Cell line development using Next-Gen host cells. a Development of the Next-Generation host cell Robust host cells with desired characteristics can be obtained by engineering the original host cell line. This robust host cell can then be transfected with a transgene, either with or without targeted integration into desired genomic location, followed by extensive screening for desired traits. This can be expected to result in identification of recombinant clone with optimal traits of growth, quality, secretion and hence productivity. The transgene can then be deleted from this recombinant clone using targeted genome editing to result in a Next-Gen host cell. b Development of the Next-Generation producing cell line The Next-Gen host cell is transfected with the desired new transgene followed by cloning and screening to obtain the final producing cell line. The use of the Next-Gen host cell can potentially result in a high probability of obtaining hyper-producers and a faster cell line development cycle

Single cell based PCR, RNA-seq and genome sequencing may be used to examine the heterogeneity in gene expression or gene/genome sequence in a cell population and may be used to determine the homogeneity of producing cells. Determination of clonality (or the proof that a producing line is indeed originated from a “clone”) is important to manufacturers and regulatory agencies. By surveying “marker” sites on the genome that is unique to each clone, e.g., the transgene integration sites, through single cell PCR, one may be able to determine the clonality of a population of producing cells.

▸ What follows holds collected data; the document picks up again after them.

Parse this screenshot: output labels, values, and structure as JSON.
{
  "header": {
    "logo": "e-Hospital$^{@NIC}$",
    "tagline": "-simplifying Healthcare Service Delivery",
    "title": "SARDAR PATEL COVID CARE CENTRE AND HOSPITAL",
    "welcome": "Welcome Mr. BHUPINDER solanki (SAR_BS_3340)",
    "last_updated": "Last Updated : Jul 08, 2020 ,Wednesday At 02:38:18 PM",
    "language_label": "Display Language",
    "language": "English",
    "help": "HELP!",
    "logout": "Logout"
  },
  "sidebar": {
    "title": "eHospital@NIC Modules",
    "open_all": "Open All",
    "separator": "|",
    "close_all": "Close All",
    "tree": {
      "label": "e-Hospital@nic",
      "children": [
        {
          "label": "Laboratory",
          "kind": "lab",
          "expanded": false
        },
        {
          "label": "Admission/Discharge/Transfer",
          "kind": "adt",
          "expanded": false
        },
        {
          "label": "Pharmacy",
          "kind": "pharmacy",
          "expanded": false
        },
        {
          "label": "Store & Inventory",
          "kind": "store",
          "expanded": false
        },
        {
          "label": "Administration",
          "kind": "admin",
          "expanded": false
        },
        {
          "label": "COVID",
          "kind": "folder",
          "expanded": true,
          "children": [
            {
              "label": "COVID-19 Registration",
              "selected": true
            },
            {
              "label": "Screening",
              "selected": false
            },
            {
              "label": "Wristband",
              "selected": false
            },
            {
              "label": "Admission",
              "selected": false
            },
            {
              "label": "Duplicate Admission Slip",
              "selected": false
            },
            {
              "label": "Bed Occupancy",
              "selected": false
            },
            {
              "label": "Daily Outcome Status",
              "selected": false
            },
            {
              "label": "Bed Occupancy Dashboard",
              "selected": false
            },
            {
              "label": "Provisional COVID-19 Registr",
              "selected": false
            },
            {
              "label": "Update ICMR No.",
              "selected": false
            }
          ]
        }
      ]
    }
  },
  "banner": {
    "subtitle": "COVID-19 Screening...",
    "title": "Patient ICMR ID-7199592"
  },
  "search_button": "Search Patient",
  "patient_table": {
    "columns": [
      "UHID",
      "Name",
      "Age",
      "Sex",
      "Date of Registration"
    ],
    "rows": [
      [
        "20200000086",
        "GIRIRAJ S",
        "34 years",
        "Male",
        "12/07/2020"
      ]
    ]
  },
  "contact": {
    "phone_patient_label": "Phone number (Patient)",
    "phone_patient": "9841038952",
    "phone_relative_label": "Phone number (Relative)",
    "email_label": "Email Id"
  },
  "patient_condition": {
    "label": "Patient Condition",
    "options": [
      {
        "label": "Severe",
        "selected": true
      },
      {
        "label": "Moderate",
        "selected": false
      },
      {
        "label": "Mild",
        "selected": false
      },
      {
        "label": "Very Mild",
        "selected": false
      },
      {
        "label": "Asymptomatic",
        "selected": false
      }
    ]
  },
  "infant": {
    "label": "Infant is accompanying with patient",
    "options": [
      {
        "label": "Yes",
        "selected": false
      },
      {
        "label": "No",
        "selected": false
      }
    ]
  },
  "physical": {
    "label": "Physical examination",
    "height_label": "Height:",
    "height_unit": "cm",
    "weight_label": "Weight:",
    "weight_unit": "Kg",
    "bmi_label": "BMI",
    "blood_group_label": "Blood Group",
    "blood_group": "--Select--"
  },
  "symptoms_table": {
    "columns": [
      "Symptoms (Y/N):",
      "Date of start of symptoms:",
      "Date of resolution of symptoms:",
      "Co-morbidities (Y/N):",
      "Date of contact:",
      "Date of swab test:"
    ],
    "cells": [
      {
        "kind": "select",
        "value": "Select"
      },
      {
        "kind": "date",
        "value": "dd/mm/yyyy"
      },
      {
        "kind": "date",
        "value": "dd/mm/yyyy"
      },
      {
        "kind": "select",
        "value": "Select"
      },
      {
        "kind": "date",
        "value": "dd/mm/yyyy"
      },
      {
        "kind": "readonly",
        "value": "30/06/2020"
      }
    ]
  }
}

As genomic technology makes inroads into cell line development, the importance of systems biotechnology is also apparent. The availability of transcriptomic and proteomic data has allowed one to have more comprehensive and quantitative understanding of the make-up of metabolic, signalling, secretory, and other pathways. This has allowed for the development of better mathematical models to describe their dynamics. The integration of—omic data with these models may 1 day enable us to choose a production cell line based on the predicted metabolic behavior and product glycosylation pattern.

Concluding remarks

The productivity of protein therapeutics has increased by nearly two orders of magnitude in the past two decades. Efficient development of better cell lines has played a major role in this success. However, the basic method of cell line development remains largely similar over these years. With recent advances in genomics and the development of genome editing tools, we will likely see a transformation of cell line development in the near future. We will likely see increasing efforts on engineering host cells for better growth and metabolic characteristics and other hyperproductivity traits. The deployment of genomic technology and systems approaches to “design” producing cells will likely become the hallmark of the next generation of cell line development.